Melanie Martinez dropped the 13th and final video from her platinum-selling debut LP over the weekend. “Mad Hatter” is the pop star’s most elaborate and fully realized visual to date, but some critics (who clearly hadn’t listened to the album or seen her other videos) took umbrage at the content. The 22-year-old responded via a lengthy Instagram post. “If you don’t like pop surrealism you probably won’t like me,” she begins. “If you can’t understand that visual art has a deeper meaning and you only look at it for face value you probably won’t get my work.”

“If you can’t understand that crybaby is a character, that the first record is representative of her childhood, and If you sexualize female pop artists on the daily you’ll say I ‘sexualize babies,'” she continues. “If you can’t understand why someone would bring up mental health, growing pains from childhood to adolescence, family issues, and other uncomfortable topics we never hear about in pop music, you will probably just throw my music and art away as something that ‘glamorizes mental health issues’ even though most of the people that resonate with my work deal with these things on a day to day and someone needs to be there for them.”

“So here I am. If you have issues with my music and art and judge it so harshly to the point of making up your own reason as to what my intentions where when making it, you should just stop watching it,” Melanie concludes. “Because quite frankly, you. Just. Don’t. Get. It.” Take that.
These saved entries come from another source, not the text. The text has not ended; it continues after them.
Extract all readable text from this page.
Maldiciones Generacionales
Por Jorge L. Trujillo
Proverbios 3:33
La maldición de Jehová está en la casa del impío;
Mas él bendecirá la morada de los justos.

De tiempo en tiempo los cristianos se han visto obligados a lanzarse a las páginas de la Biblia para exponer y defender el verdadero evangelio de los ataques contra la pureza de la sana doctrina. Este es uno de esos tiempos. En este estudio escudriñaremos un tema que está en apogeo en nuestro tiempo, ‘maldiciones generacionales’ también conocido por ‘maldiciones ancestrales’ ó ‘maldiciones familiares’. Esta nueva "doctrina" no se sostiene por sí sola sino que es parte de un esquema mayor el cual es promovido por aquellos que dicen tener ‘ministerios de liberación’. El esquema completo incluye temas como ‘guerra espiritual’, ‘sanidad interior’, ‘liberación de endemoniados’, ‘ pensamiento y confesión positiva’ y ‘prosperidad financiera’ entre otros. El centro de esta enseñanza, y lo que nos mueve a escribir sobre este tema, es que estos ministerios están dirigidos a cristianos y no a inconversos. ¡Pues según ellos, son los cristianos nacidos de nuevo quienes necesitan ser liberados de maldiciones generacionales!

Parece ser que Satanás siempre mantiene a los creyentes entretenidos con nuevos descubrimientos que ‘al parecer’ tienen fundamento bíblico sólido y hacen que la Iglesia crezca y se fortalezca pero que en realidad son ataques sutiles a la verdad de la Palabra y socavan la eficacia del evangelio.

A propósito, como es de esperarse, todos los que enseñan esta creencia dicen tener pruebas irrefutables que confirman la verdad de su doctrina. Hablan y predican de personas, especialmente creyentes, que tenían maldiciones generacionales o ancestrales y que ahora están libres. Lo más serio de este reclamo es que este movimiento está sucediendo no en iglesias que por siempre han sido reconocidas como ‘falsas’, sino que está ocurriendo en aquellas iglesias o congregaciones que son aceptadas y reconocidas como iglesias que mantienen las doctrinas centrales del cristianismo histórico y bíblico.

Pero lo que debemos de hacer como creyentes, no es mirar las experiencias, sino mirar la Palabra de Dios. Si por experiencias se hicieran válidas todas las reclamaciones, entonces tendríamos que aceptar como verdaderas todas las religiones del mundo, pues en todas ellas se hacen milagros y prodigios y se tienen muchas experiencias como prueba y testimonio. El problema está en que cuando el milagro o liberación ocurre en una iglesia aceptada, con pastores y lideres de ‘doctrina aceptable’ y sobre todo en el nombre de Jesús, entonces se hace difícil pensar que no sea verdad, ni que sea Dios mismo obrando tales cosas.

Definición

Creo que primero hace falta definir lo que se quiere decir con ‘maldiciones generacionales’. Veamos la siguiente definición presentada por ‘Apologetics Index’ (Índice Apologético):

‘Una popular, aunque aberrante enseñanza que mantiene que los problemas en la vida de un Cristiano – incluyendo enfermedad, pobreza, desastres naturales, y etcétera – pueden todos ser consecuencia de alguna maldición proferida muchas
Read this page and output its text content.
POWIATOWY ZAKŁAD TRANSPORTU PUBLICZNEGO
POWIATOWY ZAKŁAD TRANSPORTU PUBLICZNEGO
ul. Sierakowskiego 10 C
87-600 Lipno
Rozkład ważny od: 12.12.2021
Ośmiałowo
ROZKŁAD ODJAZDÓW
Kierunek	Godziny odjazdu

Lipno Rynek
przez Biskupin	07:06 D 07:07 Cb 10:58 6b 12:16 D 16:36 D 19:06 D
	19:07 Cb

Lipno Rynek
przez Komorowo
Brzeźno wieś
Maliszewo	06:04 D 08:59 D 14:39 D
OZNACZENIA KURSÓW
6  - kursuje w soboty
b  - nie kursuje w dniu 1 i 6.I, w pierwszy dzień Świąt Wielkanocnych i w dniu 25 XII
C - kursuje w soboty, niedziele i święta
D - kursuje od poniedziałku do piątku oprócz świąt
If you don't like pop surrealism you probably won't like me. If you can't understand that visual art has a deeper meaning and you only look at it for face value you probably won't get my work. If you can't understand that crybaby is a character, that the first record is representative of her childhood, and If you sexualize female pop artists on the daily you'll say I "sexualize babies." If you can't understand why someone would bring up mental health, growing pains from childhood to adolescence , family issues, and other uncomfortable topics we never hear about in pop music, you will probably just throw my music and art away as something that "glamorizes mental health issues" even though most of the people that resonate with my work Deal with these things on a day to day and someone needs to be there for them. So here I am. If you have issues with my music and art and judge it so harshly to the point of making up your own reason as to what my intentions where when making it, you should just stop watching it. Because quite frankly, you. Just. Don't. Get. It.